At first glance, it could be easy to mistake the emerging trend for elongated, streamlined shoes for a simplification of design. But this refined look belies the complexity of construction. By way of example, “wholecut” shoes, which use a single piece of leather – forgoing seams and with little or no embellishment – have a simple elegance, but the journey to achieve this requires huge skill and craftsmanship.
This season, John Lobb’s Paris atelier launches the Artisan Bespoke wholecut collection. “One of our bespoke clients challenged us to create a shoe that fits like a glove,” says artistic director Paula Gerbase. “It resulted in shoes that are a true celebration of our atelier’s skill.” The development process took over two years and involved stretching the calfskin over the last and fastening with 22 tension points, to avoid the use of seams. Construction for each pair of crocodile, velvet suede or velvet calfskin shoes (from £7,600) takes over 80 hours. A model with six ribbon eyelets and piped edges is particularly elegant, as is a slip-on with a gently rounding toe and slightly elevated heel, and a monkstrap style with its strap emerging from a central opening. “The lack of embellishment highlights the seamless construction,” says Gerbase.
Also from Paris are Aubercy’s wholecut styles that CEO Xavier Aubercy believes are part of a wider movement: “We French are imposing a style that’s longer than the English forms and less pointed than the Italian ones,” he says. This new French streamlined style is expressed in both traditionally refined designs such as the Black Front five eyelet style (from €1,550) or “something a little more creative”, says Aubercy, referencing Crazy Lace (€1,550) and Ellipse (€1,550), designs with zigzag lace eyelets. Either way, the seamless presentation pares things right back.
Less is also more at Berluti, where the new Eclair range uses a debut last to create a sharp, slender (dare I say sexy?) shape. Styles may not be wholecut, but they employ hidden welt stitching to reduce surface detail and have extra-flexible Goodyear soles. The house’s classic Alessandro three-eyelet Oxford lace-up (£1,530) that dips down toward the toe is especially chic, while the take on a Chelsea boot, the Caractère (£1,630), is very cool in suede and leather (leather best shows the Venezia finish, a patina created by Olga Berluti).
“Minimal detail shows off the quality [of construction and material] better,” says Tony Gaziano of Gaziano & Girling, which has featured streamlined styles for a number of seasons, including some with hidden seams. “Design then becomes focused on shape.” Over 60 per cent of the brand’s bespoke orders embrace this refined aesthetic. The Deco last has an elegant spearhead taper, and can be seen on the Cooper lace-up (£1,840) and Dempsey slip-on (£1,690). “With city shoes, discrete detailing and long silhouettes put the emphasis on surface finish,” adds Gaziano, having recently expanded the range of colours, textures and patinas. A perfect example is the low-rise Fairbanks Chelsea boot (£1,710) in rioja with tiny punched-toe detailing.
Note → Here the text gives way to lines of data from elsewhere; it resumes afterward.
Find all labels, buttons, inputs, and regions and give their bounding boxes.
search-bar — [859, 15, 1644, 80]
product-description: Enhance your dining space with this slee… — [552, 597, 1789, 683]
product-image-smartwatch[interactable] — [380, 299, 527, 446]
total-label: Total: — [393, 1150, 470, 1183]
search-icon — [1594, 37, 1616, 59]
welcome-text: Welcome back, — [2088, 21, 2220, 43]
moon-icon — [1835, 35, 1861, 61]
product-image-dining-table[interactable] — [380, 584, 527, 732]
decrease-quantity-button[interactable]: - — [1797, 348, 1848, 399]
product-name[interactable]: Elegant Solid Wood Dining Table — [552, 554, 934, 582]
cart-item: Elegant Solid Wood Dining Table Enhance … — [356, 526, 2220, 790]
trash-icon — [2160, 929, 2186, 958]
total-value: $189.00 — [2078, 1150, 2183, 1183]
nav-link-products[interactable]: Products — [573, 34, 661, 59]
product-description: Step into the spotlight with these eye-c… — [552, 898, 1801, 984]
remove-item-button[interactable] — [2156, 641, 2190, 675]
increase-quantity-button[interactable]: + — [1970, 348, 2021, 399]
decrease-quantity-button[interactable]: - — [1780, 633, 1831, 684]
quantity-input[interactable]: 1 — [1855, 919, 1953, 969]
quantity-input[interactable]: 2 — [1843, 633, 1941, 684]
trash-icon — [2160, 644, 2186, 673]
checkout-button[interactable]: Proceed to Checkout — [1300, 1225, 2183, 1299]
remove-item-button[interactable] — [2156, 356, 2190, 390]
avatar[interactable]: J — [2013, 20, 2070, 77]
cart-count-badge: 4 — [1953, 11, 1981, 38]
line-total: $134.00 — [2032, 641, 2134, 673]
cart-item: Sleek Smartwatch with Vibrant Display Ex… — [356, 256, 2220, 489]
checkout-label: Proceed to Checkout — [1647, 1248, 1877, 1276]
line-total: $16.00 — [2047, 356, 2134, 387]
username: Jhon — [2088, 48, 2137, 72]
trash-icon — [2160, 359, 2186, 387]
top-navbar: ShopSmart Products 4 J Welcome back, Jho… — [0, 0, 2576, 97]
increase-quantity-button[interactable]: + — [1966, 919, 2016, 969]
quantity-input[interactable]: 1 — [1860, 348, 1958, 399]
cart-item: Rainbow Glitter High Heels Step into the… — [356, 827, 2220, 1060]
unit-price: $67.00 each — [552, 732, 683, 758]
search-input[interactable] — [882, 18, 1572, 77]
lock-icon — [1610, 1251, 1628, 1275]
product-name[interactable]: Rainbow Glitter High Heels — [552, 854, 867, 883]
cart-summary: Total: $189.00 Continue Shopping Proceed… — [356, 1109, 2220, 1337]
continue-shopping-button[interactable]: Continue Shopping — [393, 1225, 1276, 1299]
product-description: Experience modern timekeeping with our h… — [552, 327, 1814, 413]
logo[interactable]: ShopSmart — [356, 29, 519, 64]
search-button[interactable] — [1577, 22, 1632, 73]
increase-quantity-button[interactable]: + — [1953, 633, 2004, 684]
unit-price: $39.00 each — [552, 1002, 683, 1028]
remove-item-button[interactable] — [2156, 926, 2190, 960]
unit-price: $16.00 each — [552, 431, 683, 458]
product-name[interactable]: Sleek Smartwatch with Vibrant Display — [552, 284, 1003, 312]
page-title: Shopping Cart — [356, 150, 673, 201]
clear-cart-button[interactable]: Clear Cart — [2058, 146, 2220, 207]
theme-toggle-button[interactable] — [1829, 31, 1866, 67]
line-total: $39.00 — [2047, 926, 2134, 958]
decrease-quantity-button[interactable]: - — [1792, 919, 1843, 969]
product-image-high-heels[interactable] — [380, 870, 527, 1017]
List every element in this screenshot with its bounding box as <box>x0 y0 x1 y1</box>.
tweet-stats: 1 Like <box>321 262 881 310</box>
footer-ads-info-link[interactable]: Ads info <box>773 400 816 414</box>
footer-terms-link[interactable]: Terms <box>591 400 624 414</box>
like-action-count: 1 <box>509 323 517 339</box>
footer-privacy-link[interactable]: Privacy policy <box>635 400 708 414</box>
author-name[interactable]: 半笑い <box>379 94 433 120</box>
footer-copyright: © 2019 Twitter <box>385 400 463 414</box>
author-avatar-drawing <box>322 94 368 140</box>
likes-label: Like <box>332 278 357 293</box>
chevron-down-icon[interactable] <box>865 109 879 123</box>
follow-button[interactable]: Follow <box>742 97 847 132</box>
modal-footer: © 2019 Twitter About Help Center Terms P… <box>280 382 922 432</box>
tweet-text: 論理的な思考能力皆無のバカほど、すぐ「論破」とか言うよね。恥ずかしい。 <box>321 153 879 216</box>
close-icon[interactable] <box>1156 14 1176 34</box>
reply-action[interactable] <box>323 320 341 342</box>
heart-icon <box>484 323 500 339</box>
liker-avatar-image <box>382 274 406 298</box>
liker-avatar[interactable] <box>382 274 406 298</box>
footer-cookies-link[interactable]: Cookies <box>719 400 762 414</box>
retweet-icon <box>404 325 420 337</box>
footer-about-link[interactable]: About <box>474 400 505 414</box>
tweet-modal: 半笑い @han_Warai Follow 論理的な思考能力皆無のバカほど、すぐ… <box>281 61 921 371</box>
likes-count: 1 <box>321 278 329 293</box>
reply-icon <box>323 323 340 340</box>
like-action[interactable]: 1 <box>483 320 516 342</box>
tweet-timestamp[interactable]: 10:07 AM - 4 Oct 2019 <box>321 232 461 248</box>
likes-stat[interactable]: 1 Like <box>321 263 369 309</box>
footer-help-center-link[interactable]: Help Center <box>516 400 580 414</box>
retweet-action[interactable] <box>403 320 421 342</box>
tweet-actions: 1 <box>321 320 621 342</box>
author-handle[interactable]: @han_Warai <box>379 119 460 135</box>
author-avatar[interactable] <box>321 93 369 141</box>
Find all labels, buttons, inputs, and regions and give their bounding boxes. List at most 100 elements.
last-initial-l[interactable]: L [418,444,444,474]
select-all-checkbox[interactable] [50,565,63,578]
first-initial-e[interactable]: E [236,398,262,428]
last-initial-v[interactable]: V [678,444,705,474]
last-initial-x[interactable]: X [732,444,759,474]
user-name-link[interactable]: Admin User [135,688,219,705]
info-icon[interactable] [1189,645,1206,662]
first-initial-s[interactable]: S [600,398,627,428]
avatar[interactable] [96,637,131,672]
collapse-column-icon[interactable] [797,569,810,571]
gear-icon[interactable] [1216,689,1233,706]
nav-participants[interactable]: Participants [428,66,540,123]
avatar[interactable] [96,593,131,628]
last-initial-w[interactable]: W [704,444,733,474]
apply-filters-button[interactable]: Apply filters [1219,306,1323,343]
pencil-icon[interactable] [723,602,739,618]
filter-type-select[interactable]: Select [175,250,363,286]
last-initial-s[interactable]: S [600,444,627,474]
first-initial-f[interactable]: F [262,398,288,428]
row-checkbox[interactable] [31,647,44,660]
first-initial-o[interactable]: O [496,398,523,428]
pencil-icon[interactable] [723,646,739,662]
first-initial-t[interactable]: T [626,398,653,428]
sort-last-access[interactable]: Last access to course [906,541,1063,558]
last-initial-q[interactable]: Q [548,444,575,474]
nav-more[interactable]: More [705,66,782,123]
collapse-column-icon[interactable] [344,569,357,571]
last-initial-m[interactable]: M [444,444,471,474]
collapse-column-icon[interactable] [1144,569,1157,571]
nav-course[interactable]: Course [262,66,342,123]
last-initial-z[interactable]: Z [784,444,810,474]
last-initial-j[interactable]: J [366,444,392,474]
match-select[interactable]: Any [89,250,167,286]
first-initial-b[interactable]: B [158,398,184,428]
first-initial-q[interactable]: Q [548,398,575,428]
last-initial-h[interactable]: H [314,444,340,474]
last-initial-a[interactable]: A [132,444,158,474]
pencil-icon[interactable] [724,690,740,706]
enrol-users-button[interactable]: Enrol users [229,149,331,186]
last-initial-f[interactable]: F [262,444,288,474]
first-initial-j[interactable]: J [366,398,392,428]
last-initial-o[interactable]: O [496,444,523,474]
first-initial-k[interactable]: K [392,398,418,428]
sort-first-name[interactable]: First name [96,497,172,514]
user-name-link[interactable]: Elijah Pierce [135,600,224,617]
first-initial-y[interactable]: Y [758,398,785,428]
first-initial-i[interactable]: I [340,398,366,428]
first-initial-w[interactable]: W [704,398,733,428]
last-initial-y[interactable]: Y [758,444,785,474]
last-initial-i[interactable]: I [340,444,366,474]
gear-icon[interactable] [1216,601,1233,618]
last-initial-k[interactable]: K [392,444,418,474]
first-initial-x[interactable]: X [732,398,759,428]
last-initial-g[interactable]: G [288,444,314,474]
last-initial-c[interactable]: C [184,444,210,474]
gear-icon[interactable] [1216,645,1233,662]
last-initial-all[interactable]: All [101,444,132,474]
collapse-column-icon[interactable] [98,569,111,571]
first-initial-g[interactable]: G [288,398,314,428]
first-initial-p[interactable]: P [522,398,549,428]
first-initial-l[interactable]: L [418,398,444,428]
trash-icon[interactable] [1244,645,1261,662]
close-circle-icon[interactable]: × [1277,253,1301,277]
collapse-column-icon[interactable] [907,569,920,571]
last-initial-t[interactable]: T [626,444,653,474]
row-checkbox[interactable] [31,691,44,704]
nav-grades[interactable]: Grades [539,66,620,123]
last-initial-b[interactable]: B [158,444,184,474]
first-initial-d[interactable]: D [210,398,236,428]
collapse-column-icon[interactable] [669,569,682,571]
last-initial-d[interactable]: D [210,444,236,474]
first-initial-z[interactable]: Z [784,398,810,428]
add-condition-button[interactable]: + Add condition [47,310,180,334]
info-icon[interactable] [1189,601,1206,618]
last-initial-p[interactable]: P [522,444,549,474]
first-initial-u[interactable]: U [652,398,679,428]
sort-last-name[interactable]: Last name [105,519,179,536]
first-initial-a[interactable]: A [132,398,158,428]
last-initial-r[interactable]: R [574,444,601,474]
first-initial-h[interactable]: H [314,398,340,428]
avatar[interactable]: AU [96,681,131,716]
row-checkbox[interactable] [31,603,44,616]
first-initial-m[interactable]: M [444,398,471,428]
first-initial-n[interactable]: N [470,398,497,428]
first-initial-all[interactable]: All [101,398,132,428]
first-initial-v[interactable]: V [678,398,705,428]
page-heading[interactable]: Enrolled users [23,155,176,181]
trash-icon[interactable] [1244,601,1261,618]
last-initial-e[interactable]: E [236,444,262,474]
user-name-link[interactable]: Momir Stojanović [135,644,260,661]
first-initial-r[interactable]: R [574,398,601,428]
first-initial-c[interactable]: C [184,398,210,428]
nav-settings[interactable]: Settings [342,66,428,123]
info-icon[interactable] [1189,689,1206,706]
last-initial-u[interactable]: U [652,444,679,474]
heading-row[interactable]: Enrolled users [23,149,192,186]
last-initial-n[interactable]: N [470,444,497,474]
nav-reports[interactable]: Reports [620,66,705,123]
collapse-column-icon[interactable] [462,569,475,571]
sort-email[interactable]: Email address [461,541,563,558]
Elsewhere, patina maestro Santoni has taken the six-hole wholecut Carter ankle boot (€1,100) and hand-coloured it to a very dark (almost black) bottle green – a stunning hue offset by the sublimely understated seam and embellishment-free silhouette. This colour/detail balance is echoed in the textured wholecut blue calfskin Colin lace-up (€870), which is balanced with a rugged rubber sole. Corthay, meanwhile, takes colour inspiration from India’s Pondicherry for its ultra-pared-back Bella boot (£1,480) – the graduated tone evoking old wood, fading from dark brown to golden yellow. At Edward Green, new ready-to-wear wholecuts such as the Newbury (£990), a new style built on the 915 almond-toed last, come in alluring hues including the smoky burgundy colour nightshade. And at Moreschi, narrowed, elongated wholecut Oxfords (£580) adorned with a single row of saddle stitches leaves the meticulous hand-dyed leather to sing.
A final facet of this pared-back style is a breed of shoes with faux details. Witness Edward Green’s new faux-laced, side-gusseted Selwyn slip-ons (£990) in dark oak, nightshade and black calf, and the Ewhurst (£990) – another side-gusseted slip-on. George Cleverley’s new style, the Churchill 2 (£1,100), also features imitation lacing and an elasticated side. It was originally created for Sylvester Stallone, who ordered it in 10 colours, and this ready-to-wear version has now become part of the collection.